To dull the pain of bullying and, even more so, a sense of being something like an alien on earth, RuPaul began turning to alcohol and drugs as early as age 10. “My solution as a kid was to try to anesthetize myself like I sensed everybody else was,” he says. His life was saved when he was invited to join his older sister Renetta and her husband when they moved to Atlanta, where he enrolled in a performing arts school and “got to meet my tribe,” whom he describes as “the irreverent ones.”
There are many misconceptions people who dress in drag — most frequently that they are transsexual. “Transsexual is, in fact, kind of the complete opposite,” RuPaul says. “Drag queens are saying, ‘Identity? Ha!’ Transsexuals are saying, ‘Identity is very serious to me and I need you to understand what my identity is.'” He continues, “For me, it was never about being a woman at all.

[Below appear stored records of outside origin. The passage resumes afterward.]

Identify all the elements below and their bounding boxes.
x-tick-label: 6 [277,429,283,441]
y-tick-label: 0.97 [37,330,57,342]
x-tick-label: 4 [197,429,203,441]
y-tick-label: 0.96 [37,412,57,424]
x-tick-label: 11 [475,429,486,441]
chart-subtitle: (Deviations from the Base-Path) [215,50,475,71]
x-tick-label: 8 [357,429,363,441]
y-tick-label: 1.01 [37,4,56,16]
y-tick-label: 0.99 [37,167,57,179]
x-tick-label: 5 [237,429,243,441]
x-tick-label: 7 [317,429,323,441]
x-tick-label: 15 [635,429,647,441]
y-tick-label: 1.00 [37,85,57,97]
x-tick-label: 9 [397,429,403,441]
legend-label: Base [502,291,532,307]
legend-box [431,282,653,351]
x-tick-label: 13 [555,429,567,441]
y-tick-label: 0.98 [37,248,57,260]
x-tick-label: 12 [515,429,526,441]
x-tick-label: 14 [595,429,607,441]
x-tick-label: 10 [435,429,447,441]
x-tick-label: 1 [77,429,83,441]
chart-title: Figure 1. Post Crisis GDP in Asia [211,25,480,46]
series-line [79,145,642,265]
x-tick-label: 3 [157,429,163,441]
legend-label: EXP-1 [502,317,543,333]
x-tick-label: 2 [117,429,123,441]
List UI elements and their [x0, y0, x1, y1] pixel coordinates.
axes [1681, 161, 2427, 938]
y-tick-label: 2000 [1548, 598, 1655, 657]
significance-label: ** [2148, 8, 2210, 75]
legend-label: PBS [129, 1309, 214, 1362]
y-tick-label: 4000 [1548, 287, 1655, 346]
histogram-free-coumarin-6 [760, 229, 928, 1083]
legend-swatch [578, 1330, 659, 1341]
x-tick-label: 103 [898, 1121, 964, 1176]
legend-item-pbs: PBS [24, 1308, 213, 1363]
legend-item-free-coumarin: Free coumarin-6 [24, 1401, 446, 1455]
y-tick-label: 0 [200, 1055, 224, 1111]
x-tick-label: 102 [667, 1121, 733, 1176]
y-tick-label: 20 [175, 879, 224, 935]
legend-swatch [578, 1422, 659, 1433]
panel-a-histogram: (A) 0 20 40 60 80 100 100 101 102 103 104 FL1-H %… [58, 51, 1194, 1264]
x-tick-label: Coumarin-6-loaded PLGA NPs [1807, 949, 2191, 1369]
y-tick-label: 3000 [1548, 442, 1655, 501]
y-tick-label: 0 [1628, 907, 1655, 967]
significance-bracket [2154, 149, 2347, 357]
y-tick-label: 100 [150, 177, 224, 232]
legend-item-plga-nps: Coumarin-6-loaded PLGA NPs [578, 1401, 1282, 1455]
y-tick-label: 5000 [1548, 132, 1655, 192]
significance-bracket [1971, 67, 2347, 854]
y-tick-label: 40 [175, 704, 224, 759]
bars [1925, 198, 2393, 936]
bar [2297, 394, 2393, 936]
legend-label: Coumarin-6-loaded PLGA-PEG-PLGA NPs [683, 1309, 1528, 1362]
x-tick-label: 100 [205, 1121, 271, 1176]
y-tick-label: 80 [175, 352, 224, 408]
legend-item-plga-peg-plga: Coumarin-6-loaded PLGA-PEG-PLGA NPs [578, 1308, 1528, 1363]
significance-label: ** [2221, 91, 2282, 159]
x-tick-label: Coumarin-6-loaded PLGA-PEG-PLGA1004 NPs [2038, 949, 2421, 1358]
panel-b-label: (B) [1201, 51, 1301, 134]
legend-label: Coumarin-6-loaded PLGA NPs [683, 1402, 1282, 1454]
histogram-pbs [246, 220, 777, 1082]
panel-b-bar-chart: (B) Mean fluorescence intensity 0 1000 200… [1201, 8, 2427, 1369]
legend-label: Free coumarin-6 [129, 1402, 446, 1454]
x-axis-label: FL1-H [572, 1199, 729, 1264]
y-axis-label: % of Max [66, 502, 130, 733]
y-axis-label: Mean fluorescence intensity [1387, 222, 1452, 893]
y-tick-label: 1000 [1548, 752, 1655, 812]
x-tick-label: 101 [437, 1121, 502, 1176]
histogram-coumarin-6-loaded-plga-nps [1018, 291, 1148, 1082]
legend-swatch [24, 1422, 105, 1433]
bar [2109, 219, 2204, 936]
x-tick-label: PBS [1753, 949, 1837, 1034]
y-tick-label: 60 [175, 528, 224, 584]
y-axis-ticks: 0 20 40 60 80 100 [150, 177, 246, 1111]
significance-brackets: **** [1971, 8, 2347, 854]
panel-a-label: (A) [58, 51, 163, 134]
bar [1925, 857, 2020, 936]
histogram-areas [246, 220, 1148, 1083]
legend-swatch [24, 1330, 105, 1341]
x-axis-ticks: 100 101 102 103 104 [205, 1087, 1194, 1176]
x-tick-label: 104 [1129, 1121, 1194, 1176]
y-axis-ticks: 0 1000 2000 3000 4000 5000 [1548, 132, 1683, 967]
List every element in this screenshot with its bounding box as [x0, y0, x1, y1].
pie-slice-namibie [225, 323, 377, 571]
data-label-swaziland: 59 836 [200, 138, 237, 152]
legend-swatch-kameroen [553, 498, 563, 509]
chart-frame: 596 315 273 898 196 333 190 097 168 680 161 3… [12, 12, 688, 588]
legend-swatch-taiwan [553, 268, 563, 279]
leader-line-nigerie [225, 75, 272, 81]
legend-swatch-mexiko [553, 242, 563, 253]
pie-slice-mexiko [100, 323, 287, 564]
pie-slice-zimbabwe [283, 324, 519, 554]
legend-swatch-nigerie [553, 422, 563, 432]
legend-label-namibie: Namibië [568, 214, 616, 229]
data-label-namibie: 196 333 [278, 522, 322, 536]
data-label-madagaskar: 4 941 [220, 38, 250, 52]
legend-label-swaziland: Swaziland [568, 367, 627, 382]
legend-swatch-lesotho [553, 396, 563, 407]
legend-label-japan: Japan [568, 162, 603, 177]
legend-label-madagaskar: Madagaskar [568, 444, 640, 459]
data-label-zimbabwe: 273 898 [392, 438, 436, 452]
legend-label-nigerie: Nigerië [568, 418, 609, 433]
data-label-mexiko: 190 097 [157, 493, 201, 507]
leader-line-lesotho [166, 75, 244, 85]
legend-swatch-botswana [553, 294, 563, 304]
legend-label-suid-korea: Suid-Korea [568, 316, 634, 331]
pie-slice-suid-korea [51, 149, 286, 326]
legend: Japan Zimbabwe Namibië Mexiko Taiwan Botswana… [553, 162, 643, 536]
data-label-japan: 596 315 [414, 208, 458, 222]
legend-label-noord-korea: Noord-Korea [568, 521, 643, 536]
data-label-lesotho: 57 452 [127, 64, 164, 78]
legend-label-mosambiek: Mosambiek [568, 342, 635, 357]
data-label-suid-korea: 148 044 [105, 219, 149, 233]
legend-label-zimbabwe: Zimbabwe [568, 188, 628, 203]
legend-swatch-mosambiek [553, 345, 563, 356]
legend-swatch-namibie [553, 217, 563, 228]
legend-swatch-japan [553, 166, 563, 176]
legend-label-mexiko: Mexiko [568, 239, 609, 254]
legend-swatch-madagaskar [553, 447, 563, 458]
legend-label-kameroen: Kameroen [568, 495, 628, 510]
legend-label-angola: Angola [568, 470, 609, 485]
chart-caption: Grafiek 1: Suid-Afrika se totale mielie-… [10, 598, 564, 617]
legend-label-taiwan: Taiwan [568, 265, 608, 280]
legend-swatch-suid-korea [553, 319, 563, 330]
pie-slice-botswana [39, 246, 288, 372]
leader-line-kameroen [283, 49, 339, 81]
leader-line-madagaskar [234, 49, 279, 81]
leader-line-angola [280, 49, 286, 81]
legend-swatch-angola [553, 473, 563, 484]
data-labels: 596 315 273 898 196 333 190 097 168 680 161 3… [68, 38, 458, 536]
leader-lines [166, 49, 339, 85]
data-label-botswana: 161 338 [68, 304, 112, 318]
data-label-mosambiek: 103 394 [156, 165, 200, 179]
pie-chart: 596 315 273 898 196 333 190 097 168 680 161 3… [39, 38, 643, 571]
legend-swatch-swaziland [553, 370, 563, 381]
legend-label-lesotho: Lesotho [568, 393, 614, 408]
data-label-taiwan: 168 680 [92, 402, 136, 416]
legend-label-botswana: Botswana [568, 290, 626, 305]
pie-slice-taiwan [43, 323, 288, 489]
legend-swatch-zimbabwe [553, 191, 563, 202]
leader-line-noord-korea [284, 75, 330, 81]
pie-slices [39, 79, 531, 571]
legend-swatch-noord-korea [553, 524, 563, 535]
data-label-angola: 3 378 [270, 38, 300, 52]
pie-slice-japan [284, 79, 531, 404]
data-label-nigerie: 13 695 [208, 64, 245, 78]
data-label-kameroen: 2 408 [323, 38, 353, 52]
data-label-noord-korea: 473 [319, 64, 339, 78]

It was always about ‘f-you’ to society. In a male-dominated culture, this is the greatest taboo you can do. This is the thing that boys are not supposed to in a male-dominated culture.” And, he adds, “It was something that I stumbled onto that I realized I could do really well and make a lot of money at it.”
RuPaul soon became a local celebrity in Atlanta through appearances in drag on cable access programs and at clubs. He moved to New York and started go-go dancing, hosting and lip-syncing songs at clubs in the East Village. “I decided to go from gender-f— style of drag into glamorama,” he recalls. “It just felt like I’d crossed a line.” In 1989, two big things happened: he was voted The Queen of Manhattan and he appeared in the “Love Shack” music video. He partnered with managers, who still are his reps today, and says, “We worked on crafting a strategy to get me above 14th Street, so to speak.”
The strategy worked. Thanks to his song “Supermodel (You Better Work),” he “hit the big time” in late 1992 and was suddenly omnipresent — a guest on Arsenio Hall’s show, a familiar face on MTV, the host of own show on VH1 and the list goes on. “We had cracked the code,” he says. “We had worked out the perfect combination to make this thing work. There had been others before me — there had been Boy George and Sylvester and Divine. But the element that I added to this thing? We took the sexuality out of it. The character that I projected was sexy, but wasn’t sexual, and that’s a huge thing, especially with Americans. Americans are afraid of sex.”
For the next several years, RuPaul’s fame only grew — no other drag queen in the world was more known inside and outside of the drag community. But, shortly before George W. Bush came to power in 2001, he “retreated for a while,” sensing “hostility” in the society. By the end of Bush’s second term, though, he was “invigorated again,” and was receptive when his managers suggested pitching him for a reality show. “Before, I was opposed to doing reality shows,” he says, finding them mean-spirited, but then he realized he could shape one that was “about the tenacity of the human spirit,” with 12 to 14 drag queens from across America competing in challenges “based on my career and the things I’ve done” for a cash prize.
The young Logo TV network “pretty much bought the show in the room as we pitched it,” RuPaul says with a smile. And thus was born, in 2009, RuPaul’s Drag Race, which today airs across America and in 25 countries around the world. Getting choked up, he says he hopes the show offers tortured young souls, of the sort that he once was, reassurance that they are not alone — “I felt like I was the kid who had fallen to earth and I had no one. Knowing that your tribe is out there waiting for you — just hold on long enough ’til you can find them or they can find you — that’s what this show is about.” At the end of every episode, he says to the camera, “If you can’t love yourself, how in the hell are you gonna love somebody else?”
Today, RuPaul splits his time between an apartment in New York, his partner’s ranch in Wyoming — and hosting five different shows. “I like to work,” he says with a laugh. These days, he wakes up and prays, meditates, stretches and does yoga, always remaining mindful of how fortunate he has been to come through his struggles and wind up so happy and successful. Interestingly, he says he no longer loves to dress in drag — it takes hours for him to fully transform himself, between hair, makeup, corsets and all the rest — and he won’t do so for the Creative Arts Emmys. “For me, it’s a business,” he explains with a chuckle, “so you won’t see me in my drag if I’m not getting paid.” But make no mistake about it: He’s still a fierce champion of drag and the queens who dress in it, and he is somewhat “encouraged” about their future in American society. “It is getting better — but it will probably get a lot worse before it lands.”